The Royal Canadian Air Force (RCAF) has been operating the AW101/CH-149 Cormorant since 2001, undertaking thousands of lifesaving search and rescue (SAR) missions in the most extreme and harsh environmental conditions, from coast to coast.
The Cormorant Mid-Life Upgrade (CMLU) Project is included in Canada’s Strong, Secure and Engaged (SSE) Defence Policy as a key defense procurement program, and is currently in the ‘Definition Phase’.
The CMLU Project will:
- Extend the life of the Cormorant helicopter until 2040 and beyond;
- Return the Cormorant fleet to Canadian Forces Base Trenton as the primary SAR helicopter;
- Provide enhanced aircraft flight management, communication and navigation systems, complying with latest regulations;
- Address existing and projected obsolescence while incorporating maintainability and reliability enhancements;
- Introduce modern SAR mission sensors;
- Ensure there is no disruption to Cormorant rotary-wing SAR capability during the project; and
- Deliver industrial technological benefits to Canadian companies.
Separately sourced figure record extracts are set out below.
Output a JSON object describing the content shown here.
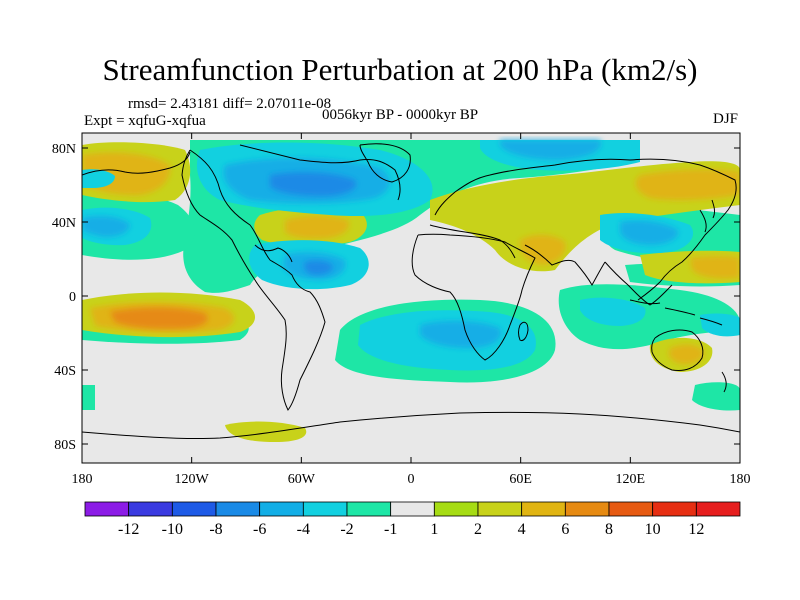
{
  "title": "Streamfunction Perturbation at 200 hPa (km2/s)",
  "stats_text": "rmsd= 2.43181 diff= 2.07011e-08",
  "experiment_text": "Expt = xqfuG-xqfua",
  "period_text": "0056kyr BP - 0000kyr BP",
  "season_text": "DJF",
  "lat_ticks": [
    "80N",
    "40N",
    "0",
    "40S",
    "80S"
  ],
  "lon_ticks": [
    "180",
    "120W",
    "60W",
    "0",
    "60E",
    "120E",
    "180"
  ],
  "colorbar": {
    "labels": [
      "-12",
      "-10",
      "-8",
      "-6",
      "-4",
      "-2",
      "-1",
      "1",
      "2",
      "4",
      "6",
      "8",
      "10",
      "12"
    ],
    "colors": [
      "#8c1ce6",
      "#3a3ae0",
      "#1e5ae6",
      "#1a8ae6",
      "#12aee6",
      "#12d0e0",
      "#1ee6a6",
      "#e8e8e8",
      "#a6dc14",
      "#c8d21a",
      "#e0b412",
      "#e68a12",
      "#e65a12",
      "#e62e12",
      "#e61e1e"
    ]
  },
  "colors": {
    "background": "#e8e8e8",
    "coast": "#000000"
  }
}
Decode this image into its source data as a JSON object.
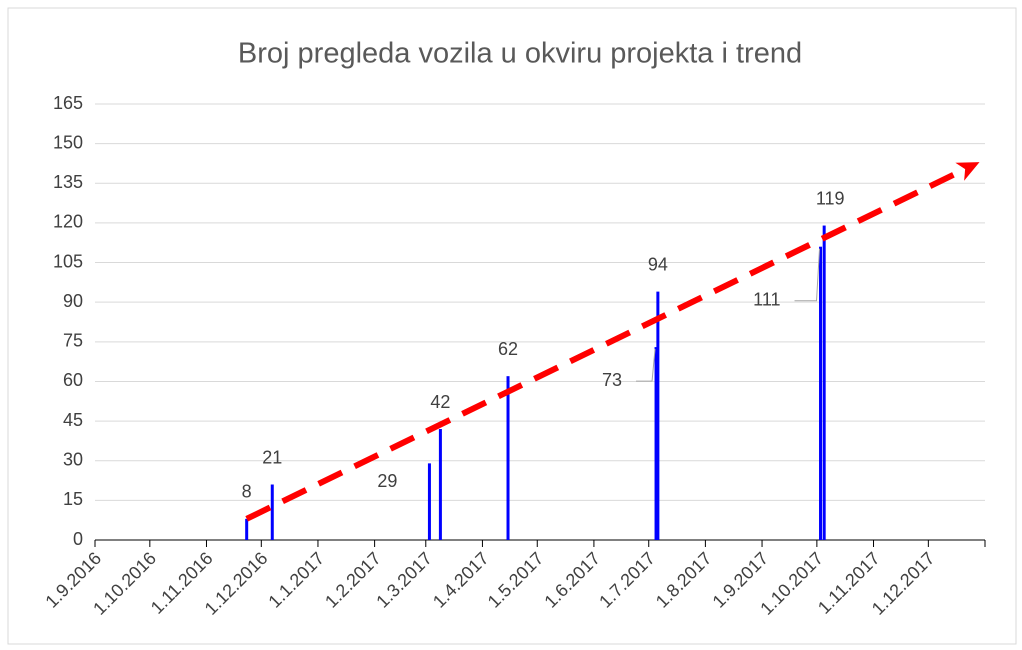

Low-risk upgrade utilizing an existing design
The CMLU solution will leverage the existing design and development work undertaken by Leonardo on the latest generation of the AW101 – the Norwegian All-Weather Search and Rescue Helicopter (NAWSARH) – which is currently being delivered to Norway.
Dominic Howe, Head of International Campaigns America and Canada at Leonardo Helicopters, commented: “From the outset, we have proposed a low-risk upgrade solution utilizing an existing design, which will provide the RCAF with much greater SAR capability and provide greater peace of mind to all Canadians across Canada.”
The CMLU Project includes augmentation of the fleet with a minimum of two additional helicopters enabling the return of the Cormorant helicopter to the Trenton Main Operating Base, which covers the Great Lakes region.
Using commercial off-the-shelf technology
The CMLU Project will include avionics, a new glass cockpit, the addition of the latest SAR sensors, including a surveillance radar, electro-optical infra-red (EO/IR) device, more powerful digitally-controlled engines, wireless in-cabin communications, LED lighting, rescue hoist upgrades, synthetic training solutions from CAE, which include: a training, a Full Mission Simulator and Rear Crew Trainer, among others.
‘Less search and more rescue’
“This isn’t a development program – it’s using commercial off-the-shelf technology,” added Howe. “This is utilizing the design and development undertaken for the NAWSARH project, which will provide Canada with a low-risk, and value for money solution; it also provides long-term benefits with a drive towards a standardized common configuration across multiple AW101 operators.
“The significant capability the CMLU Project will deliver, through the introduction of the surveillance radar, EO/IR device, the Mobile Phone Detection and Localization System and other updated systems, will ensure less search and more rescue.”